Having successfully delivered the new billing system on time, Cervarich’s group is planning further improvements to their environment, including integration with ServiceNow Change Management and Incident Management for Jenkins projects. Using Jenkins pipelines to automatically track software changes and create incident tickets will enable the group to further improve its controls and the auditability of its build and deployment processes.
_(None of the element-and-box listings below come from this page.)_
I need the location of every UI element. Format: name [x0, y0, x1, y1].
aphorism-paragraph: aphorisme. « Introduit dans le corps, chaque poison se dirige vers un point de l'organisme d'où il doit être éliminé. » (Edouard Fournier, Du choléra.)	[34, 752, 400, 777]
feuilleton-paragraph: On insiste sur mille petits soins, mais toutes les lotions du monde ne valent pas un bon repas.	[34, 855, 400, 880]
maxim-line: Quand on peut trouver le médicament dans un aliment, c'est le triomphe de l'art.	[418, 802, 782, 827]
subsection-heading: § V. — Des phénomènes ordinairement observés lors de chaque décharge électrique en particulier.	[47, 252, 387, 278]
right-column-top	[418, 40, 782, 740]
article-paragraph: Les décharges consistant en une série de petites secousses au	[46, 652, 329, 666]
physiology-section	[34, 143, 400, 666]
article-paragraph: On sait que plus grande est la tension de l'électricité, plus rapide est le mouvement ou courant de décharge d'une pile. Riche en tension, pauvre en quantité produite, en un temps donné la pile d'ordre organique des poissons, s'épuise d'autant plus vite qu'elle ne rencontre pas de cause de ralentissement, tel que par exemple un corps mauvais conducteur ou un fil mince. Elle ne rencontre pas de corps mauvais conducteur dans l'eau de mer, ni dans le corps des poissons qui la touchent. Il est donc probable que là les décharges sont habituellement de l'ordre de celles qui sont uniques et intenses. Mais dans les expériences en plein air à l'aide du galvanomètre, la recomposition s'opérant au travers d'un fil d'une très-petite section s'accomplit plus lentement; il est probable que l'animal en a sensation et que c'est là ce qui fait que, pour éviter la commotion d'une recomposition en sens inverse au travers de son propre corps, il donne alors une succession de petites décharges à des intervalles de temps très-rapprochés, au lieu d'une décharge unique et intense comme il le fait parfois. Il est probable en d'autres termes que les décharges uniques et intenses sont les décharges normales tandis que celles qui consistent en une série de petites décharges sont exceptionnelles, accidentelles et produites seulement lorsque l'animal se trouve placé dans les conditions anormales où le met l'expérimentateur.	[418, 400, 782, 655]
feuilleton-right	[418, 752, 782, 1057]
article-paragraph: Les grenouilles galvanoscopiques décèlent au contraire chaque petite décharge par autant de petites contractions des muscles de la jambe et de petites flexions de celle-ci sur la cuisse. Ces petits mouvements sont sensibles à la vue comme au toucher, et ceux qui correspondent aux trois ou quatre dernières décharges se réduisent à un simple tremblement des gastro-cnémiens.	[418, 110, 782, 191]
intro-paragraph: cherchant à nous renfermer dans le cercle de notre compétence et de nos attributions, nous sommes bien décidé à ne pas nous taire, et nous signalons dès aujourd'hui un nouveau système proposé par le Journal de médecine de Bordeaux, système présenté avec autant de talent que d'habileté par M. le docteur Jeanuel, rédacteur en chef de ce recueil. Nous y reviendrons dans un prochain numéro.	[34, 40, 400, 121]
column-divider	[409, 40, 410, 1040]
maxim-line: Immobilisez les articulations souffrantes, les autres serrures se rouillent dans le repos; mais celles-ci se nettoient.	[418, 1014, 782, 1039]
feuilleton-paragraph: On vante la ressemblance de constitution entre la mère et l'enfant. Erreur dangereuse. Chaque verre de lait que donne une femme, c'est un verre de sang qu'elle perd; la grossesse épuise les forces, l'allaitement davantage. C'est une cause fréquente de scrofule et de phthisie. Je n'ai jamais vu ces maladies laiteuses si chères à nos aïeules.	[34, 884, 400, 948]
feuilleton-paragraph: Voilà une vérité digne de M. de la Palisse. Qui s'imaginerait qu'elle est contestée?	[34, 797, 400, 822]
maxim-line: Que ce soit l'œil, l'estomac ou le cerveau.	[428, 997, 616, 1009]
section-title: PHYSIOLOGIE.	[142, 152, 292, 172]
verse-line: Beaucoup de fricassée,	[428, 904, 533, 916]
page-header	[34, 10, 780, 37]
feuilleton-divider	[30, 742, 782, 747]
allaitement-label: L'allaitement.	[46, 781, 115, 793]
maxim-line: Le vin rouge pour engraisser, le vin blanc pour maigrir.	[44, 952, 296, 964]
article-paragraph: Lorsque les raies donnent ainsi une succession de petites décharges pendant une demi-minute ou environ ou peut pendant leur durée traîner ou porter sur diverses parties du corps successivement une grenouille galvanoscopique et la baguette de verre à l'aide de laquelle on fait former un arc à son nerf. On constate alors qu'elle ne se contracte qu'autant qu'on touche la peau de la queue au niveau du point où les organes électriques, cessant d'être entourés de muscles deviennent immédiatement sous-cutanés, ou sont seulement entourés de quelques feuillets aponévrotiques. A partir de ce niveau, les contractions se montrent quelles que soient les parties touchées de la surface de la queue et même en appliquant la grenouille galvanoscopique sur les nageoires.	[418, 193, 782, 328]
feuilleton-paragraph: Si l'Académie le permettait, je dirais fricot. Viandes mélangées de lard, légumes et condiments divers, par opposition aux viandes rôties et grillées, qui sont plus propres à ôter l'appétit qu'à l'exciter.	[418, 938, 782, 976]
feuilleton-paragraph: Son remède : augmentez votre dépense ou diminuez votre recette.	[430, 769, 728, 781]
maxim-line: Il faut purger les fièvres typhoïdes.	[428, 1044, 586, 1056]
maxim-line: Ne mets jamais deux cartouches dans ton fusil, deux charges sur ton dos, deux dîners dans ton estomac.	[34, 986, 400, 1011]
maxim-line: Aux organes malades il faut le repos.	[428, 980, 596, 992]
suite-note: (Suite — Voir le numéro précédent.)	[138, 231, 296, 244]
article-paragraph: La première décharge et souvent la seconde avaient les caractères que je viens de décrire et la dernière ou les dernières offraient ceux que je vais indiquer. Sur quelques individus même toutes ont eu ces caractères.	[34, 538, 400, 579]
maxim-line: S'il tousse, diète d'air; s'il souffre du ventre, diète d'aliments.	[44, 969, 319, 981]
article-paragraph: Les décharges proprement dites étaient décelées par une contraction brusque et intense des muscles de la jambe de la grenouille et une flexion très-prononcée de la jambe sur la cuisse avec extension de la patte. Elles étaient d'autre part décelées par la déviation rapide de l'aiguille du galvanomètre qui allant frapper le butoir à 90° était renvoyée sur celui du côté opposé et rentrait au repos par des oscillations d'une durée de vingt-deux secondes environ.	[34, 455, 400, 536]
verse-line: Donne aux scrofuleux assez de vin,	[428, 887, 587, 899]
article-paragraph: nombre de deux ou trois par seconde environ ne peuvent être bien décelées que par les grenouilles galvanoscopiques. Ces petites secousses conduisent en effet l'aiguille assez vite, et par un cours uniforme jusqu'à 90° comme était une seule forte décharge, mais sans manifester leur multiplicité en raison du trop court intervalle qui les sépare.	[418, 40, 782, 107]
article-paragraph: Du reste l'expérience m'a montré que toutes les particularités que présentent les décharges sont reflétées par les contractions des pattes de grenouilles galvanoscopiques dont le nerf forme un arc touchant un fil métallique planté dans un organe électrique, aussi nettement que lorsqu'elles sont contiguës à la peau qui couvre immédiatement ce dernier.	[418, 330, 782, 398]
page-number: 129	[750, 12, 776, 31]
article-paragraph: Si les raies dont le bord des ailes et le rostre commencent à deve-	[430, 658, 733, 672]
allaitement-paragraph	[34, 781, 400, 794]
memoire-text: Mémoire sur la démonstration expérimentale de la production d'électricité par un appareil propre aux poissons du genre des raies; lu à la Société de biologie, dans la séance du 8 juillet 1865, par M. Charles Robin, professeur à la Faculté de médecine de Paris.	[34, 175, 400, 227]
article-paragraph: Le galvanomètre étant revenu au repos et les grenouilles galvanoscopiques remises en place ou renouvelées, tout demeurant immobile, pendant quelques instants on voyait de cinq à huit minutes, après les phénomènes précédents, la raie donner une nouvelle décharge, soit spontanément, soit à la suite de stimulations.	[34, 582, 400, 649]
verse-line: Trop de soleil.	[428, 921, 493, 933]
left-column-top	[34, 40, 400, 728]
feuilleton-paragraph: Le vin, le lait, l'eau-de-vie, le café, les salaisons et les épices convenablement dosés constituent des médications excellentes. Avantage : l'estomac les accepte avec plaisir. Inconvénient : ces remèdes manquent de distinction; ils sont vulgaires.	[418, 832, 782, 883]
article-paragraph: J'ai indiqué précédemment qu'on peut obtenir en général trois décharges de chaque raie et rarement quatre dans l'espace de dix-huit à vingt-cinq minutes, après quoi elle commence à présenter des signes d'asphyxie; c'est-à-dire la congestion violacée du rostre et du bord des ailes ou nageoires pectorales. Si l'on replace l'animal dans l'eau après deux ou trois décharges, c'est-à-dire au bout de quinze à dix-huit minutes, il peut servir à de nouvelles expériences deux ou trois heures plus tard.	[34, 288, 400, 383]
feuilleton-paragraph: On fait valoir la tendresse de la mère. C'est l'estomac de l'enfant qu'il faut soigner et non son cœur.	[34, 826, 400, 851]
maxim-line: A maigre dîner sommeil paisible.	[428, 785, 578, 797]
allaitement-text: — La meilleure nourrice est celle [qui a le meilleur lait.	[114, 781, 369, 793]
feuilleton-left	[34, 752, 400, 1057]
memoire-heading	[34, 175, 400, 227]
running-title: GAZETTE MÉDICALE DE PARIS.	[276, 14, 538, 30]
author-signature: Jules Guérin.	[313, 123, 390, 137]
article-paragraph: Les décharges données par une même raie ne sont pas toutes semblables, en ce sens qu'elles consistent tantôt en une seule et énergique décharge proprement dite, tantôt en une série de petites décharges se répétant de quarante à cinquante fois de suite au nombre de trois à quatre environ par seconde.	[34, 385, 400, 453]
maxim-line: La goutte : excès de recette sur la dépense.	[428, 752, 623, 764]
"We’re still in the midst of our CI and CD story right now, but we know we’re on the right path with CloudBees,” said Cervarich. "For anyone getting started, my advice is to find a project and jump in so you can see the value. Don’t try to roll everything out across the enterprise all at once. We started with one project; we’re learning how it all works, making improvements and creating a new way to build and deploy that other teams will want to use."
NEW BUILD SET UP TIMES REDUCED BY 96% (FROM ONE DAY TO 15 MINUTES).
"In the past, setting up a new application meant finding a job on Jenkins that was similar to what you wanted, cloning it, changing out all the custom information and then hoping it all worked,” says McKissick. "If it didn’t work, it could easily take a day. Now that we’re using CloudBees CI, we simply take an existing Jenkinsfile, tweak it for our AWS CloudFormation template, and within 10 to 15 minutes, we have it building and deploying to the environment.”
"It was clear that the deployment paradigm we had been using wasn’t going to work for our new billing system unless we added more staff,” Cervarich says. "With CloudBees professional services, we were able to move quickly and get on a path that made sense from the start, instead of muscling through months of doing things the old way.”
MANUAL PROCESSES AUTOMATED.
"If we had continued with our old process, showing the controls we had in place to auditors was going to be very manual – running database queries to find anything that was touched and then manually trying to tie the results together,” says Cervarich. "Now we have automation tailored to our needs with CloudBees CI and we can quickly and easily show compliance to our auditors.”
PIPELINES CREATED FASTER.
"Having help from CloudBees experts on pipelines was a big advantage,” says Gaspard. "We worked with CloudBees for two weeks; we could easily have spent triple that time if we were trying to figure deploys out on our own, and the results would likely not have been as consistent.”